到空中,猛地一甩,她胸前衣衫尽裂,双乳颤动
着人飞了出去,横腰撞在一棵树上,哇得一口吐了一片鲜红。
极乐佛抓着她的脖子,再次把她提起来的时候,她挥舞的拳头只能无力的落
在那粗壮的手臂上。
胸口碎裂的衣衫下,尖挺的乳房不停颤着,极乐佛哈哈笑着伸手握住一边,
本来不算小的乳峰被他攥得结结实实,只能从虎口看到勉强露出来的褐红尖端。
极乐佛在柔软的乳肉上捏了两把,粗大的手指掐紧了乳头,用力往外一拉,
魏夕安双腿乱摆,双手扳着他的胳臂,长声惨叫起来。
“阿弥陀佛,施主何必叫得这幺大声,这种痛苦都忍受不了,如何做得了割
肉饲鹰的大事。”极乐佛笑着说道,手指把魏夕安的乳头越拉越长,胸前衣服的
破口中,嫩笋一样的肉丘被扯成了又尖又长的条。
“你……这混蛋,死秃驴……你折磨我也没用,我……什幺也不会告诉你们
的!”胸前钻心的痛反倒让魏夕安更加清醒,知道自己落进这些人手里已经不会
有好下场,已经做好了最坏的打算。
极乐佛悠然道:“贫僧可没打算问施主什幺,也不需要问什幺。”
蒲扇一样的大掌放开了被捏扁的乳尖,柔软弹性的肉丘缩回胸前,刚才还不
过是一颗小豆的乳蕾,此刻已经肿成了紫色。大手毫不停留的向下一抄,捞起了
她另一条裤管完好的腿,嘶啦扯掉了大腿之下的部分。
“施主的这双好腿,不修欢喜禅,不免太可惜了。

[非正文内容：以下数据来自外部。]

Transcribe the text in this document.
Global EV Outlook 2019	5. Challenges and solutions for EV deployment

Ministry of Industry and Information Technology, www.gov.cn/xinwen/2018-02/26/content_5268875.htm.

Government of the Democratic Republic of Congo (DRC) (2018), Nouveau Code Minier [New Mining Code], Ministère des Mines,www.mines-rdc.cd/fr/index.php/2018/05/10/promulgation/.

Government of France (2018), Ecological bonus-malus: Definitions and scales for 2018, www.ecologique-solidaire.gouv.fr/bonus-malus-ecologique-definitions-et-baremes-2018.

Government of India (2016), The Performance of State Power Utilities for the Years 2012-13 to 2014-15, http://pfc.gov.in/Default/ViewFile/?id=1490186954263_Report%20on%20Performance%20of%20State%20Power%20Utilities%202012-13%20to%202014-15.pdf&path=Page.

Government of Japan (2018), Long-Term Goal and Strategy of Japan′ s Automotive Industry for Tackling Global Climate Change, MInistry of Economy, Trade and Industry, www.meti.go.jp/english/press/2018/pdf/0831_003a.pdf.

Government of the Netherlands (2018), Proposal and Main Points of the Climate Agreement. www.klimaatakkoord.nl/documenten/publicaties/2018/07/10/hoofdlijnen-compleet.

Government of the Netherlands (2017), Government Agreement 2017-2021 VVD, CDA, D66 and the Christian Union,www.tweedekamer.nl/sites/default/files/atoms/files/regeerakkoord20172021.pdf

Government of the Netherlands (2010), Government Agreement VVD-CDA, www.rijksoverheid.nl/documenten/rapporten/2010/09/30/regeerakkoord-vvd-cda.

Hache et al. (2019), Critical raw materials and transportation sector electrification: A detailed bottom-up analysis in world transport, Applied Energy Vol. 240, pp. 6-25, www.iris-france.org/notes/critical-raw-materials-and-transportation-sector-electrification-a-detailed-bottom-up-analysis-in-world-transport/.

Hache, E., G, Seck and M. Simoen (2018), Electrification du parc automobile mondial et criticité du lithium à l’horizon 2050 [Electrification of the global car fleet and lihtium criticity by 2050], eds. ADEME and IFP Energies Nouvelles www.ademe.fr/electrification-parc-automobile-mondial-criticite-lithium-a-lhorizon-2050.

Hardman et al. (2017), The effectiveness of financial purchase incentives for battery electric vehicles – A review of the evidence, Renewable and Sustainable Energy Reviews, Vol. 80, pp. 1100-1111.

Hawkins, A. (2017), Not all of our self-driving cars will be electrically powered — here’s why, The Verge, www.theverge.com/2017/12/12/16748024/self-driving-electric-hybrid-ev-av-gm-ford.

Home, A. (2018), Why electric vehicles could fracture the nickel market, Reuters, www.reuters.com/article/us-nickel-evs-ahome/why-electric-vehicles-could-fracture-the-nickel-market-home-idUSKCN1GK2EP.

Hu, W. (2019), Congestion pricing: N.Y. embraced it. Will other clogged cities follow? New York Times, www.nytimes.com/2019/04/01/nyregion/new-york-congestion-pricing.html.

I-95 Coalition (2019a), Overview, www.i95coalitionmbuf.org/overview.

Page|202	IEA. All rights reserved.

”极乐佛的手在她的大腿
肌肤上滑来滑去,赞叹有声。
魏夕安还是处子之身,羞愤难当,纤腰一弓鼓足力气一脚踢了过去。
极乐佛手臂一伸,另一手轻松抓住了她的脚踝,顺势一抹,薄底软靴掉在地
上,露出了虽然稍稍显大,但骨肉均匀的秀足。靴子掉下,缠脚的白布也慢慢散
开,赤裸的脚掌裸露了出来,随着挣扎动作脚心一蜷一蜷。
“死秃驴!有种你就杀了我!”魏夕安看着自己的腿脚尽数赤裸,脖子又被
卡着身上用不上力,腰后被撞得那一下疼痛万分,还不如死掉算了!
“施主恶口无德,贫僧也不与你计较。来,让贫僧好好看看你。”极乐佛说
罢,双手一丢。她惊叫一声向后飞去,却没有撞在树上,而是被不知何时站过去
的那三个弟子接了个正着。
她双臂一振运力挣扎,双肩却被压住,手臂被两人强行扭到了背后,剩下一
人绕到她面前,蹲下扛住她的腰,她还没明白怎幺回事,就觉浑身一轻,上身后
仰,腰腿被人抬起,四肢被制变的头低脚高。
血液一阵逆流,嘴巴也被卡住,让她窒息的几乎昏晕。
极乐佛慢慢走了过来,大手一张勾住了魏夕安腰上的系带。系得很紧,但却
是一个活扣,活扣就像女人一样,只要勾对了地方,往往不需要费多大力气。
“阿弥陀佛,得罪了。”极乐佛笑着说道,一把扯下了残破的外裤衬裤,一
路褪到了脚踝。
“死……秃……驴!”魏夕安的嘴巴被一个弟子捏着,只能挤出断断续续的
声音。
极乐佛也不着恼,慢慢审视着她无法并拢的赤裸股间。